Published 21 Nov 2016 in nlin.CD | (1611.07565v1)

Abstract: When quantifying the time spent in the transient of a complex dynamical system, the fundamental problem is that for a large class of systems the actual time for reaching an attractor is infinite. Common methods for dealing with this problem usually introduce three additional problems: non-invariance, physical interpretation, and discontinuities, calling for carefully designed methods for quantifying transients. In this article, we discuss how the aforementioned problems emerge and propose two novel metrics, Regularized Reaching Time ($T_{RR}$) and Area under Distance Curve (AUDIC), to solve them, capturing two complementary aspects of the transient dynamics. $T_{RR}$ quantifies the additional time (positive or negative) that a trajectory starting at a chosen initial condition needs to reach the attractor after a reference trajectory has already arrived there. A positive or negative value means that it arrives by this much earlier or later than the reference. Because $T_{RR}$ is an analysis of return times after shocks, it is a systematic approach to the concept of critical slowing down [1]; hence it is naturally an early-warning signal [2] for bifurcations when central statistics over distributions of initial conditions are used. AUDIC is the distance of the trajectory to the attractor integrated over time.
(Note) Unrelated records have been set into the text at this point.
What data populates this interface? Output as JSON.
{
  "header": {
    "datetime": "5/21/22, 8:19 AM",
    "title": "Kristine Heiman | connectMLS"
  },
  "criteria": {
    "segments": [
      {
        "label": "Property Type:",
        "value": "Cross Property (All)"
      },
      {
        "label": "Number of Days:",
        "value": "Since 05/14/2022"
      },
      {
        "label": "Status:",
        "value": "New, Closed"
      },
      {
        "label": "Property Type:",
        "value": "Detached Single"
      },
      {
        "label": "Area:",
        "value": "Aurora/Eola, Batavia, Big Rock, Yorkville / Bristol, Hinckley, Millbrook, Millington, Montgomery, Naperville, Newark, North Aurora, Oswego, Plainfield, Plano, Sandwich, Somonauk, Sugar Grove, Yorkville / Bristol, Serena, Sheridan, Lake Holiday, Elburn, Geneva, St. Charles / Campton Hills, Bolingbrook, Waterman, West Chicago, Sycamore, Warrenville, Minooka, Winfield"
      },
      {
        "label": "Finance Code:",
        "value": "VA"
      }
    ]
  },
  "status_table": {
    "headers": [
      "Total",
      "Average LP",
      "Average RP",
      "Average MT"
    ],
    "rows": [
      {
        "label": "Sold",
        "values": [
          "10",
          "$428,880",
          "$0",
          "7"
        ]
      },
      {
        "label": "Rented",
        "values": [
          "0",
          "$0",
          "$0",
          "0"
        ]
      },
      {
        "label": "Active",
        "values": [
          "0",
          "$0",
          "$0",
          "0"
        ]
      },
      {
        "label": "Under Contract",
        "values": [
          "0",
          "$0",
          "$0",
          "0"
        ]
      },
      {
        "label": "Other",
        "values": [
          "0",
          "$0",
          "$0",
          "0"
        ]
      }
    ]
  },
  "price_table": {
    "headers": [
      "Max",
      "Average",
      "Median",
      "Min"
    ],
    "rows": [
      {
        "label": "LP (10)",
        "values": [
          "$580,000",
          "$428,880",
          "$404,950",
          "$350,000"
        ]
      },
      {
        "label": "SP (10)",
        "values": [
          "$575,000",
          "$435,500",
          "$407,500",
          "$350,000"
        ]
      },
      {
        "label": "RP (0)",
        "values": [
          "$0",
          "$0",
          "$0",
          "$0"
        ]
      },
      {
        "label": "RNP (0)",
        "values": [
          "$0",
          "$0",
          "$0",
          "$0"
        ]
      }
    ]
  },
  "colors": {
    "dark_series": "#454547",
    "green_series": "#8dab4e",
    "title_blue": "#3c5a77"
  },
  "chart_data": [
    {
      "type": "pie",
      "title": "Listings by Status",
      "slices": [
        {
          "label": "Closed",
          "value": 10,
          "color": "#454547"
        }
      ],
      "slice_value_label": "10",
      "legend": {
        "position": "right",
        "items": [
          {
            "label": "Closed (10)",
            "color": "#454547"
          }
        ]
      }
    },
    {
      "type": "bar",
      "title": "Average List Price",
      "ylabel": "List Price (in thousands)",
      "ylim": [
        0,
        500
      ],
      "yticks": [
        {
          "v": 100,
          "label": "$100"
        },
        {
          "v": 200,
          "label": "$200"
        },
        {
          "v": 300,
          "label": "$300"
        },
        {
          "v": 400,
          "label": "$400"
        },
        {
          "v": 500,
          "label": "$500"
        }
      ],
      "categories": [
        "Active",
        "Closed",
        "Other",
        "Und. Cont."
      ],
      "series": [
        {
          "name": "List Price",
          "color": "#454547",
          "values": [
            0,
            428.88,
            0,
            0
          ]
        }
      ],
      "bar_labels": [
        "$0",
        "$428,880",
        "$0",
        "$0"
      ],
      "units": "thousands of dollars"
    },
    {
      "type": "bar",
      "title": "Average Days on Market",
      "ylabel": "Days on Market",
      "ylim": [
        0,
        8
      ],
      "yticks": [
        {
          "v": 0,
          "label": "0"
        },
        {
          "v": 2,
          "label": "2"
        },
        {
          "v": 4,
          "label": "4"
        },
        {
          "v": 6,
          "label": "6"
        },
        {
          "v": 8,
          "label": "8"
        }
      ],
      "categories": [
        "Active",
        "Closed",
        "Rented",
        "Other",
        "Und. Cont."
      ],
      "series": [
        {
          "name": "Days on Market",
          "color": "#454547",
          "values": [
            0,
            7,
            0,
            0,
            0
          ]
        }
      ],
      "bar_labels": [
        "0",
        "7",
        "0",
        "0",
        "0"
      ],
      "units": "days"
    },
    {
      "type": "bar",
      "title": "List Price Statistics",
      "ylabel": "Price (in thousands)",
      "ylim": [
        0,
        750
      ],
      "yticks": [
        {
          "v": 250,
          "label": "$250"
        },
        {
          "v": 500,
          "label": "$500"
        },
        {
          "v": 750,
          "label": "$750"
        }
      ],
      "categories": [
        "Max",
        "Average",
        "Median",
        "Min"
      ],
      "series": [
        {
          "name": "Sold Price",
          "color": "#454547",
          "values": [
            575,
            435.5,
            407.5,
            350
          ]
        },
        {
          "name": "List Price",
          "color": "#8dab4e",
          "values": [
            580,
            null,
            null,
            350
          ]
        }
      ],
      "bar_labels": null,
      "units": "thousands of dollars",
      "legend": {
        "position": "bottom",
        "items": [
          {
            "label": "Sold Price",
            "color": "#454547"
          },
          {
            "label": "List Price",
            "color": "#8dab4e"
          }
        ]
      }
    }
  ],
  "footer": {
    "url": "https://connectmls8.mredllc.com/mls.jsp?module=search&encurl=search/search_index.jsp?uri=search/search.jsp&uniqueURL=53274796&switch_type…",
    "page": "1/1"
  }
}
Complementary to $T_{RR}$, it measures which trajectories are reluctant, i.e. stay away from the attractor for long, or eager to approach it right away. (... shortened for arxiv listing, full abstract in paper ...) New features in these models can be uncovered, including the surprising regularity of the Roessler system's basin of attraction even in the regime of a chaotic attractor. Additionally, we demonstrate the critical slowing down interpretation by presenting the metrics' sensitivity to prebifurcational change and thus how they act as early-warning signals.